A $5 million award, to be matched by the Health Sciences South Carolina consortium, will fund research in three key areas: SHARP Brain, helping seniors maintain intellectual activity; SMART WHEELS, promoting mobility outside the home; and SMART HOME, helping maintain mobility inside the home.

The center encompasses not only the School of Medicine but also the College of Social Work, Arnold School of Public Health and College of Engineering and Computing. Other partners in the project include Clemson University and its Center for Automotive Research, Palmetto Health and the Greenville Hospital System.

"Researchers will take advantage of the University of South Carolina's engineering, social work and medical schools and will work to develop new ways of retrofitting residences so that the elderly can stay in their own homes longer and enjoy a better quality of life," Eleazer says.

The program provides an economic impact both in terms of additional research funding for the university but also in the creation of private spin-off companies that will bring additional jobs to the state. Economic impact is estimated at nearly $29 million over a five-year period.

"It will be especially important for the university and the School of Medicine to enhance our ability to get NIH-funded researchers, top-flight researchers," Eleazer says. "That's critical from a university perspective, because with the center come new programs, including graduate programs. It's particularly important to get NIH-level researchers."

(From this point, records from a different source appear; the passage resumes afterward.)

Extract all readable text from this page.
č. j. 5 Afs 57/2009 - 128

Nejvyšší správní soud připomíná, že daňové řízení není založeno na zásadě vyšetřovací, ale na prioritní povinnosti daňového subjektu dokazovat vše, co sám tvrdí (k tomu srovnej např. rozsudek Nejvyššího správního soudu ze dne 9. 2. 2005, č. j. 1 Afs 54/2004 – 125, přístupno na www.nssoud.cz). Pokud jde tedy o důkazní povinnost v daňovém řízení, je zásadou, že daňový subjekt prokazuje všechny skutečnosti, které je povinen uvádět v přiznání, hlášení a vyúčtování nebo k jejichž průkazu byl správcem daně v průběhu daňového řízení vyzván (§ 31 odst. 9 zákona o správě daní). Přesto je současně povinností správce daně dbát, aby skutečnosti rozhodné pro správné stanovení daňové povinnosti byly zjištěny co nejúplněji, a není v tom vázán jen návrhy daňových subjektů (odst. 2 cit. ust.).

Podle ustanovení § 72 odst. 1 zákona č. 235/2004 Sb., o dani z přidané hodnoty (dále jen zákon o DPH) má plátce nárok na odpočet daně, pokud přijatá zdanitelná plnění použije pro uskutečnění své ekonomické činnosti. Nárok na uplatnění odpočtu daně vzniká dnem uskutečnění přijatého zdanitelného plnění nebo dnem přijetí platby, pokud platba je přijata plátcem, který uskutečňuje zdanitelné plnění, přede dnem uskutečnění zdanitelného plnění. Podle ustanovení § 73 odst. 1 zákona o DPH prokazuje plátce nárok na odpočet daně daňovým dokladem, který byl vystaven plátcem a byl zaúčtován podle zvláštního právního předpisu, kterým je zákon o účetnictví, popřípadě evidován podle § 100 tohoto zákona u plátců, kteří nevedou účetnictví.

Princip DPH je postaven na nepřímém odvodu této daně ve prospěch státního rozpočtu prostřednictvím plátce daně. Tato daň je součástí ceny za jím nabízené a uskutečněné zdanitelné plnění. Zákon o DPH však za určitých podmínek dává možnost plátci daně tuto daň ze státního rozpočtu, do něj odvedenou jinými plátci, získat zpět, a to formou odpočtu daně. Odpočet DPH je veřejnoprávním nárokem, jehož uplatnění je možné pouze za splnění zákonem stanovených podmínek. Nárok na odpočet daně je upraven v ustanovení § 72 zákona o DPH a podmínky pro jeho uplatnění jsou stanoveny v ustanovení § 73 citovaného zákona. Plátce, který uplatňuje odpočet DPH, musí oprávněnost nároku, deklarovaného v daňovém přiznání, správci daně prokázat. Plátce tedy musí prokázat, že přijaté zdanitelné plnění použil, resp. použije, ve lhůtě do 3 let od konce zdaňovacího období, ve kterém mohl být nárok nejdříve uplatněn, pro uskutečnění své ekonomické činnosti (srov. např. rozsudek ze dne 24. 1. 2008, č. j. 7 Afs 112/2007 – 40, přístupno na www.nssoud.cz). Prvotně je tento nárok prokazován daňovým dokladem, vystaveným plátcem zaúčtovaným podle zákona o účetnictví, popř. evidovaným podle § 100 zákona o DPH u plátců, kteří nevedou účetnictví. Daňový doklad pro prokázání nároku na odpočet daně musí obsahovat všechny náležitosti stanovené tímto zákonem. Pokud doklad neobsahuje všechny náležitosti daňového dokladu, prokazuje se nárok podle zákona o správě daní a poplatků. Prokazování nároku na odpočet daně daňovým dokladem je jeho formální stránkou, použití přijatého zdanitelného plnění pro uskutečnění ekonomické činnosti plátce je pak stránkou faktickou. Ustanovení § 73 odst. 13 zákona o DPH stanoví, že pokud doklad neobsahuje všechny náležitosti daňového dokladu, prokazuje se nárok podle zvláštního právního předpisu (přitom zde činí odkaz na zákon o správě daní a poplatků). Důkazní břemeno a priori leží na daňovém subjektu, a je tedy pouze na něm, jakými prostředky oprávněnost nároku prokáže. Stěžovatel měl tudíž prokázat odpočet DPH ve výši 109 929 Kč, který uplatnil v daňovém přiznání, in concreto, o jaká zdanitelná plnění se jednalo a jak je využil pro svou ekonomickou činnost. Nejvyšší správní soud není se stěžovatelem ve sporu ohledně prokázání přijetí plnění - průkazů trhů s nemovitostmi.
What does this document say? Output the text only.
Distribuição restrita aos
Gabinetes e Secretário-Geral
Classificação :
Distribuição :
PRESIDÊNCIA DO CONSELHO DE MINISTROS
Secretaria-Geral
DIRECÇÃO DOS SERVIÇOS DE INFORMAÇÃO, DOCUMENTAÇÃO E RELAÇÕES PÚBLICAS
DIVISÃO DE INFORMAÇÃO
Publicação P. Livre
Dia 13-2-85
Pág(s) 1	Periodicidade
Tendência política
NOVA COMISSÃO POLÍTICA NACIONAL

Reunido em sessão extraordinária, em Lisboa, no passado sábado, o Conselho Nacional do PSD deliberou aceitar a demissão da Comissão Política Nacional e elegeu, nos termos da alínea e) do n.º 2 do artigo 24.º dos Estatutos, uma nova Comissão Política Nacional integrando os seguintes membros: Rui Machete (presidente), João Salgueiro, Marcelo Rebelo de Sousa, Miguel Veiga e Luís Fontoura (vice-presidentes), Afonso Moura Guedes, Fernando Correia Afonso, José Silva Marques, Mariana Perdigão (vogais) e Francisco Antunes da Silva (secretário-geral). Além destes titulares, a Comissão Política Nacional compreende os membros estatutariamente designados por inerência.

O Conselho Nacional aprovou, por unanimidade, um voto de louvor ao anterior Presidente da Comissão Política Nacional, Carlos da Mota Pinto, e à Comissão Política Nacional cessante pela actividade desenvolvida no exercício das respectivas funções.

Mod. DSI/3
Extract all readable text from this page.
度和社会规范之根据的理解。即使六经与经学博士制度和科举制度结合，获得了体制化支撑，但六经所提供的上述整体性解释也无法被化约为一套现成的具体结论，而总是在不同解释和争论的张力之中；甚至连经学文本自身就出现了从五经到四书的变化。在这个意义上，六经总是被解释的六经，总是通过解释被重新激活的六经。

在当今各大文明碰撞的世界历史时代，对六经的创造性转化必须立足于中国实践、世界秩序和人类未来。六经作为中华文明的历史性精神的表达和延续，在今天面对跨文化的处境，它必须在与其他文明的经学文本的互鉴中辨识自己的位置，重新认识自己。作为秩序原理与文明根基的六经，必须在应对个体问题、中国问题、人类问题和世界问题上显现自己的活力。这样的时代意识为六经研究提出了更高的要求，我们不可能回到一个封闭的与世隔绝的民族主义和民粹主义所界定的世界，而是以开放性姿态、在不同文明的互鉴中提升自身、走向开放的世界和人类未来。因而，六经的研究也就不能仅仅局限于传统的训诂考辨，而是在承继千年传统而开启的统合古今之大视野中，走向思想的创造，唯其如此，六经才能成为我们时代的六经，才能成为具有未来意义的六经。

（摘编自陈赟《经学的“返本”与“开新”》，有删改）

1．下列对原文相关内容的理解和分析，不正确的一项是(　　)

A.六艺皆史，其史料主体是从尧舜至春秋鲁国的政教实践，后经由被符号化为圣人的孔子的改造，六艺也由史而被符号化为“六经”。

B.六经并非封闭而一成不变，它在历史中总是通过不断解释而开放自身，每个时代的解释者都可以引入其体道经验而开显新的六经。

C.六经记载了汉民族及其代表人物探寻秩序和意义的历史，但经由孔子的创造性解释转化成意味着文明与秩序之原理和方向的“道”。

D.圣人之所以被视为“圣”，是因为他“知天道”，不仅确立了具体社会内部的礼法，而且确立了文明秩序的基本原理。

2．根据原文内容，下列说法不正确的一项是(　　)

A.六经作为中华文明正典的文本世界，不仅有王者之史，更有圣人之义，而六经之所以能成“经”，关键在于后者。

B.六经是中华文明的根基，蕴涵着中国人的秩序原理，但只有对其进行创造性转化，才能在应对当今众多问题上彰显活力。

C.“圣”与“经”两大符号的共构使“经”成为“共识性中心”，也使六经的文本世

Eleazer praises the state centers of economic excellence concept. "The intent of the legislation is to move us into the next phase with technology-based jobs that are high-paying," he says. "The purpose is to create jobs for South Carolinians.

"It's the continued shift from an agricultural economy to a manufacturing economy and now to a technology- and information-based economy. It's something we need, otherwise we'll be lagging behind the rest of the world."

For Eleazer, who is also the director of the Division of Geriatrics in the Department of Internal Medicine, the center is an exclamation point on a career devoted to serving senior citizens. "That's what I am, a geriatrician," he says. "I've spent my life taking care of older people."